Joly e Noronha (2003) pontuam que o uso de bons instrumentos, do ponto de vista científico, é desejável em qualquer ciência. Durante a construção de testes deve haver uma preocupação constante com suas qualidades e estar sempre atento com a existência de estudos de validade e precisão. De acordo com a resolução do Conselho Federal de Psicologia (CFP, 2001), a construção de instrumentos deve ter como base princípios reconhecidos pela comunidade cientifica. Oakland (1999) e Adánez (1999), alertam para o rigor que a construção de um instrumento requer e apresentam etapas a serem seguidas na construção dos testes, são elas: definir os objetivos do teste, escolher o modelo matemático, definir o domínio, elaborar os itens e instruções, submeter à primeira versão a analise de juízes, realizar estudo piloto, selecionar amostra e aplicar o teste inicial e elaborar normas e manual.

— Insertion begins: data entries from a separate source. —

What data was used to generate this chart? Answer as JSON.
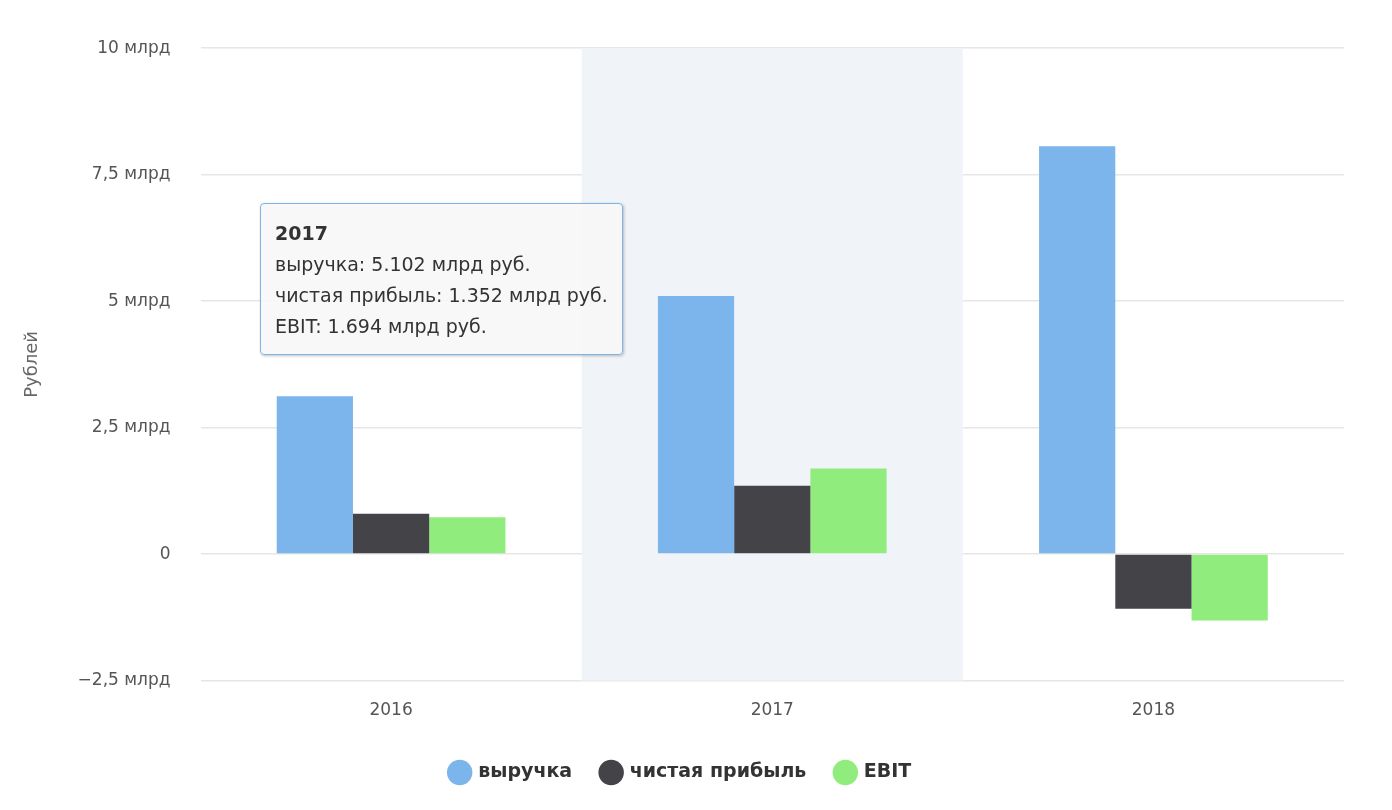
{
  "chart_data": {
    "type": "bar",
    "ylabel": "Рублей",
    "categories": [
      "2016",
      "2017",
      "2018"
    ],
    "series": [
      {
        "name": "выручка",
        "color": "#7cb5ec",
        "values": [
          3.12,
          5.102,
          8.06
        ]
      },
      {
        "name": "чистая прибыль",
        "color": "#434348",
        "values": [
          0.8,
          1.352,
          -1.08
        ]
      },
      {
        "name": "EBIT",
        "color": "#90ed7d",
        "values": [
          0.73,
          1.694,
          -1.31
        ]
      }
    ],
    "ylim": [
      -2.5,
      10
    ],
    "yticks": [
      {
        "value": -2.5,
        "label": "−2,5 млрд"
      },
      {
        "value": 0,
        "label": "0"
      },
      {
        "value": 2.5,
        "label": "2,5 млрд"
      },
      {
        "value": 5,
        "label": "5 млрд"
      },
      {
        "value": 7.5,
        "label": "7,5 млрд"
      },
      {
        "value": 10,
        "label": "10 млрд"
      }
    ],
    "grid": "y",
    "legend": "bottom",
    "marker": "circle",
    "bands": [
      {
        "axis": "x",
        "from": "2017",
        "to": "2017",
        "color": "#f0f3f8"
      }
    ],
    "annotations": [
      "2017",
      "выручка: 5.102 млрд руб.",
      "чистая прибыль: 1.352 млрд руб.",
      "EBIT: 1.694 млрд руб."
    ]
  }
}
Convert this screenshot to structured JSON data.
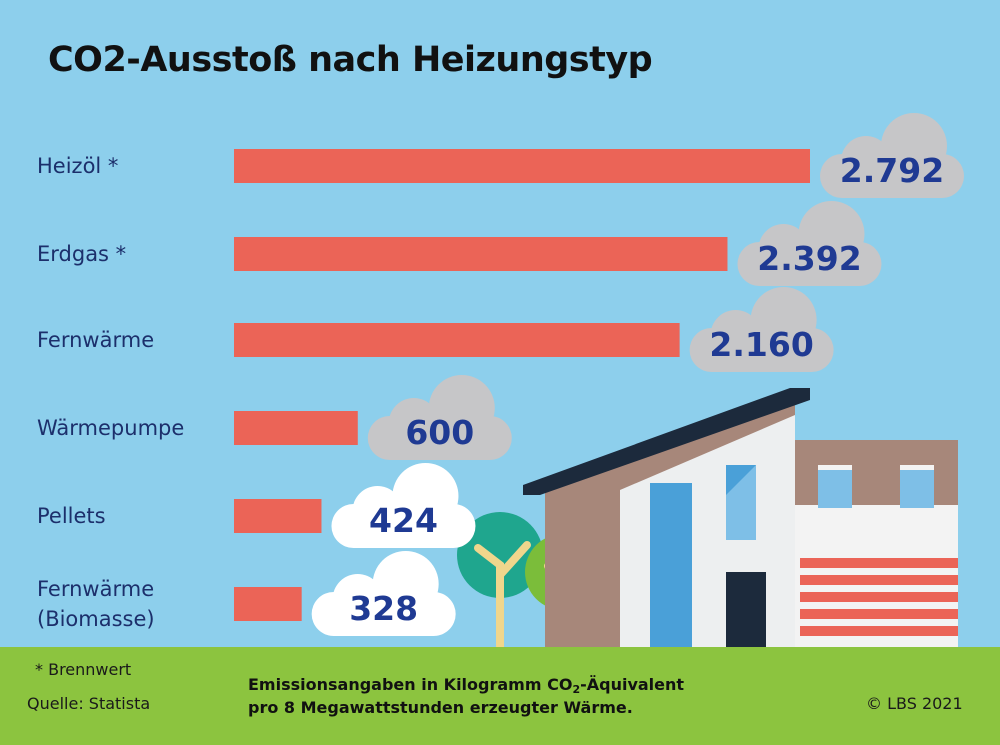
{
  "chart_data": {
    "type": "bar",
    "orientation": "horizontal",
    "title": "CO2-Ausstoß nach Heizungstyp",
    "categories": [
      "Heizöl *",
      "Erdgas *",
      "Fernwärme",
      "Wärmepumpe",
      "Pellets",
      "Fernwärme (Biomasse)"
    ],
    "category_lines": [
      [
        "Heizöl *"
      ],
      [
        "Erdgas *"
      ],
      [
        "Fernwärme"
      ],
      [
        "Wärmepumpe"
      ],
      [
        "Pellets"
      ],
      [
        "Fernwärme",
        "(Biomasse)"
      ]
    ],
    "values": [
      2792,
      2392,
      2160,
      600,
      424,
      328
    ],
    "value_labels": [
      "2.792",
      "2.392",
      "2.160",
      "600",
      "424",
      "328"
    ],
    "xlim": [
      0,
      2792
    ],
    "bar_color": "#eb6457",
    "label_colors": {
      "dark_cloud": "#c6c6c8",
      "light_cloud": "#ffffff",
      "value_text": "#1f3a93"
    },
    "grid": false,
    "legend": "none"
  },
  "footer": {
    "note": "* Brennwert",
    "source": "Quelle: Statista",
    "unit_line1_part1": "Emissionsangaben in Kilogramm CO",
    "unit_line1_sub": "2",
    "unit_line1_part2": "-Äquivalent",
    "unit_line2": "pro 8 Megawattstunden erzeugter Wärme.",
    "copyright": "© LBS 2021"
  },
  "colors": {
    "sky": "#8dcfec",
    "ground": "#8cc43f"
  }
}
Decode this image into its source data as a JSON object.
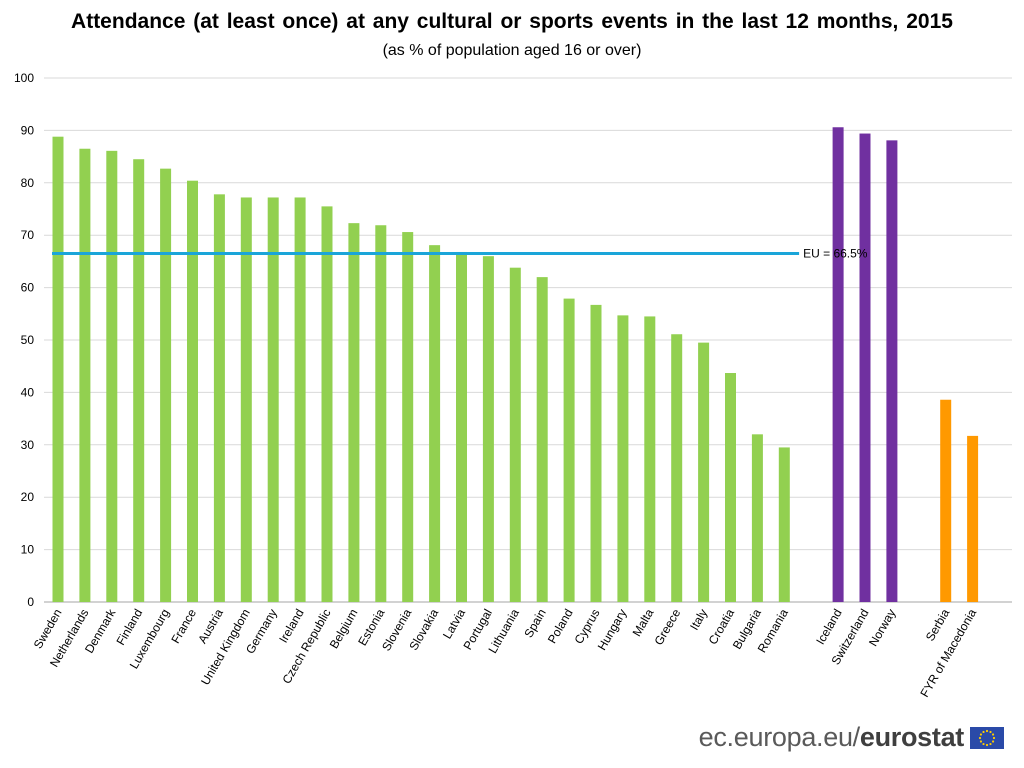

Outro aspecto de suma importância quando se constrói instrumentos de medida psicológica é verificar a validade do teste. O objetivo do estudo de validade é poder descrever um comportamento, tendo como meta garantir que realmente se mede aquilo se propõe com o instrumento (American Educational Research Association, 1999). O presente estudo está em desenvolvimento considerando que na realidade brasileira não existem instrumentos específicos para a avaliar o uso das estratégias de leitura pelos estudantes e poucos estudos que relacionam o seu uso com o rendimento acadêmico e a compreensão em leitura.